By staff and agency

Human Rights Watch: Trump threatens war crimes against Iran

January 6, 2020 - 21:8

Human Rights Watch said on Sunday that U.S. President Donald Trump’s public threat to attack Iranian sites of cultural importance would be war crimes if carried out.

“President Trump should publicly reverse his threats against Iran’s cultural property and make clear that he will not authorize nor order war crimes,” said Andrea Prasow, acting Washington director at Human Rights Watch, according to the website of the Human Rights Watch.

“The U.S. Defense Department should publicly reaffirm its commitment to abide by the laws of war and comply only with lawful military orders,” she said.

The laws of war prohibit deliberate attacks on civilian objects not being used for military purposes. Objects of great importance to a people’s cultural heritage must not be the object of attack. Article 53 of Protocol I to the Geneva Conventions specifically prohibits any acts of hostility against cultural objects, including making such objects the target of reprisals. The U.S. Law of War Manual (2016), which has extensive provisions relating to the protection of cultural property, incorporates this provision into U.S. law. The U.S. is also a party to the Hague Convention for the Protection of Cultural Property in the Event of Armed Conflict (1954), which similarly prohibits such attacks.
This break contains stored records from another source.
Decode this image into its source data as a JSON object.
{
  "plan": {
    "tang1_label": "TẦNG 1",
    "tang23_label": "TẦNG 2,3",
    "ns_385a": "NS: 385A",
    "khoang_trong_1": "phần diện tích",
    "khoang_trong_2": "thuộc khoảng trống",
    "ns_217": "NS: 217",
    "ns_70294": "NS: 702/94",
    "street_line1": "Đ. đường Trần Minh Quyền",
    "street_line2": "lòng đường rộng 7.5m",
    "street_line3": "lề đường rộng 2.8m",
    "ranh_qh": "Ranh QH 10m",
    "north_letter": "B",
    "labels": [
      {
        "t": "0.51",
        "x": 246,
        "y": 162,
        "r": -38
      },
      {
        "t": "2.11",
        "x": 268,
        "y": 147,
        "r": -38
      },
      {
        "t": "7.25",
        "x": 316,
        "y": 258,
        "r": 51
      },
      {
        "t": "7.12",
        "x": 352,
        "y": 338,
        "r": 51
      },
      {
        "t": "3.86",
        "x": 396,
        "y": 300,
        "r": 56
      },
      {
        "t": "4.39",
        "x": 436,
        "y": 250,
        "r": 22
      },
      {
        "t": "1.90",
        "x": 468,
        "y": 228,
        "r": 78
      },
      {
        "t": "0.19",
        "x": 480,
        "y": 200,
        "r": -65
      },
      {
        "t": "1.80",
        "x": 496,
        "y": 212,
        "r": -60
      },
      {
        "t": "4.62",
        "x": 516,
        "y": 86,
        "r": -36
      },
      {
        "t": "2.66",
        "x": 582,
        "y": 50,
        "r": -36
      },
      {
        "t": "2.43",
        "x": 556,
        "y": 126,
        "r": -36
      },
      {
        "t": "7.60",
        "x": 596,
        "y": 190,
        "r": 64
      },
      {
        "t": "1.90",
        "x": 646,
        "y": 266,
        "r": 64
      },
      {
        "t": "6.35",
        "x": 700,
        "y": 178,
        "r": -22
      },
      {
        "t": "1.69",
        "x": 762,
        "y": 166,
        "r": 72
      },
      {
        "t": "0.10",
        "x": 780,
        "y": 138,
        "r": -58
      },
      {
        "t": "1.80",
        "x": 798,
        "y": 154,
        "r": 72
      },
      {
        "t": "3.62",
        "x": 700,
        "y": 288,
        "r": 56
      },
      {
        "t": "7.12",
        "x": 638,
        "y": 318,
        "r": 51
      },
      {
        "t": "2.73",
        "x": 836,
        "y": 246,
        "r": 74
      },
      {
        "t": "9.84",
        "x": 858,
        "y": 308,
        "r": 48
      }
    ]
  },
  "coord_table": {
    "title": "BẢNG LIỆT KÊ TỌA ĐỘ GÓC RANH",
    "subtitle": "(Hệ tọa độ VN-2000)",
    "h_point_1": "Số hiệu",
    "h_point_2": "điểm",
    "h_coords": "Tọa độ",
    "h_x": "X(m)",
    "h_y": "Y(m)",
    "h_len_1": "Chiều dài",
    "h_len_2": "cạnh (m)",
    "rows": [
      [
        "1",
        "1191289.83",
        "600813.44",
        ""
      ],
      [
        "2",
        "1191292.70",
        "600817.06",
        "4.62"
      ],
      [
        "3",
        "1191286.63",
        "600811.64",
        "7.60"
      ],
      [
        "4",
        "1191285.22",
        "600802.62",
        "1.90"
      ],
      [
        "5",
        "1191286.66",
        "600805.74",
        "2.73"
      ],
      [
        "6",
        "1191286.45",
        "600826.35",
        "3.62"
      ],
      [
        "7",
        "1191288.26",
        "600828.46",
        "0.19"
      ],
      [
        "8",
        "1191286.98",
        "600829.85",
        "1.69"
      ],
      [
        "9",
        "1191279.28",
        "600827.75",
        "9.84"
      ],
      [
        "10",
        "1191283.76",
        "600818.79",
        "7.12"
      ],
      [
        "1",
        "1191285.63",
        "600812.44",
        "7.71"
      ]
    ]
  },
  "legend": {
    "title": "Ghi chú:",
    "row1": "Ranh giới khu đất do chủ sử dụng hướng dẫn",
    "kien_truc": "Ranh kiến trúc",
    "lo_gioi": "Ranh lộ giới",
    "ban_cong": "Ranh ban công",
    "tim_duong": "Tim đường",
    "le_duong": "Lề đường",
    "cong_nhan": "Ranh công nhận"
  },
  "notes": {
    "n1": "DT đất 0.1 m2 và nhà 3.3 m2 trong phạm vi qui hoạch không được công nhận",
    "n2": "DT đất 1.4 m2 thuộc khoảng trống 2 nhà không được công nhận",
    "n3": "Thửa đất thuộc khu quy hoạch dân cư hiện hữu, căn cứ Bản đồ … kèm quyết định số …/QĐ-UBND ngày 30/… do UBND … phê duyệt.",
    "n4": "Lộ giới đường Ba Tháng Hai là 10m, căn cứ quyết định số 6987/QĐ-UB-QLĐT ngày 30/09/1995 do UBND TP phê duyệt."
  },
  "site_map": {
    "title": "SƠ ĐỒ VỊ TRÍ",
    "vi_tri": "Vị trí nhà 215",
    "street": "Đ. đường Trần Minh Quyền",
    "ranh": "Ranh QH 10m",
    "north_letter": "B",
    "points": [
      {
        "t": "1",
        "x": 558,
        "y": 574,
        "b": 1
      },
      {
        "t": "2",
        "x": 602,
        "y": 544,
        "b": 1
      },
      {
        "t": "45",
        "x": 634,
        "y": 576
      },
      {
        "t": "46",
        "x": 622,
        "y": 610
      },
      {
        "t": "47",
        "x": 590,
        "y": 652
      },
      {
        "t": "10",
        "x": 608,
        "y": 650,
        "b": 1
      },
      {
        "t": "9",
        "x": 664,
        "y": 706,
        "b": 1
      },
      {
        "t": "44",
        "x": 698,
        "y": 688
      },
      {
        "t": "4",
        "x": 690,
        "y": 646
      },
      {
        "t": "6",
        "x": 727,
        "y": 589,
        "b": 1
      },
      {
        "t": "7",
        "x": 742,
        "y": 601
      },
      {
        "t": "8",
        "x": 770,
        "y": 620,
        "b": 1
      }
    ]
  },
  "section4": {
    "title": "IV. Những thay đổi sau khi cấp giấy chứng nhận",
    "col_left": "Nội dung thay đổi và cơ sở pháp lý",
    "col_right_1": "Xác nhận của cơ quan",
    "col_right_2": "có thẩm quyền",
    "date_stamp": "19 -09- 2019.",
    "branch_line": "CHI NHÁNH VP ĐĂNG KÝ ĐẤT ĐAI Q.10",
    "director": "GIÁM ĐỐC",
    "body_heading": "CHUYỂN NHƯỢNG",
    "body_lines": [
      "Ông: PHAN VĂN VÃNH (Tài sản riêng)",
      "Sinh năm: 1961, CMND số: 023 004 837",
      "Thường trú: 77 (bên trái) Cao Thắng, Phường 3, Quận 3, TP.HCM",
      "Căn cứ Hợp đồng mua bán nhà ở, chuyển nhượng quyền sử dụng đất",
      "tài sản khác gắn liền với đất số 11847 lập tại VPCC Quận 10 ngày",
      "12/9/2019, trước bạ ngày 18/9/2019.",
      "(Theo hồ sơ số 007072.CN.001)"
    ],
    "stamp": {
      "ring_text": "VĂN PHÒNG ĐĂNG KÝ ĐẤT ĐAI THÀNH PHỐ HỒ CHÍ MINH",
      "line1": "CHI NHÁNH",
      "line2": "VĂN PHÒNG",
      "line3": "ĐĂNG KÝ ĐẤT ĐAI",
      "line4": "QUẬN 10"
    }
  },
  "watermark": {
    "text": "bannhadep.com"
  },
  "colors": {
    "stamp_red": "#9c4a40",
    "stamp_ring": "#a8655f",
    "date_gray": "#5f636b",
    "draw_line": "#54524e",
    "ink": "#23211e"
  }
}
In a tweet on Saturday, Trump threatened to target 52 Iranian sites, including cultural and civilian ones.

The tweet came after the assassination of Lieutenant General Qassem Soleimani in Baghdad on Friday.

Swiss Ambassador to Tehran Markus Leitner, whose country represents the United States’ interests in Iran, was summoned to the Foreign Ministry on Sunday over Trump’s remarks.

Foreign Minister Mohammad Javad Zarif condemned Trump’s threats, reminding him that attack on cultural sites is an instance of “war crime”.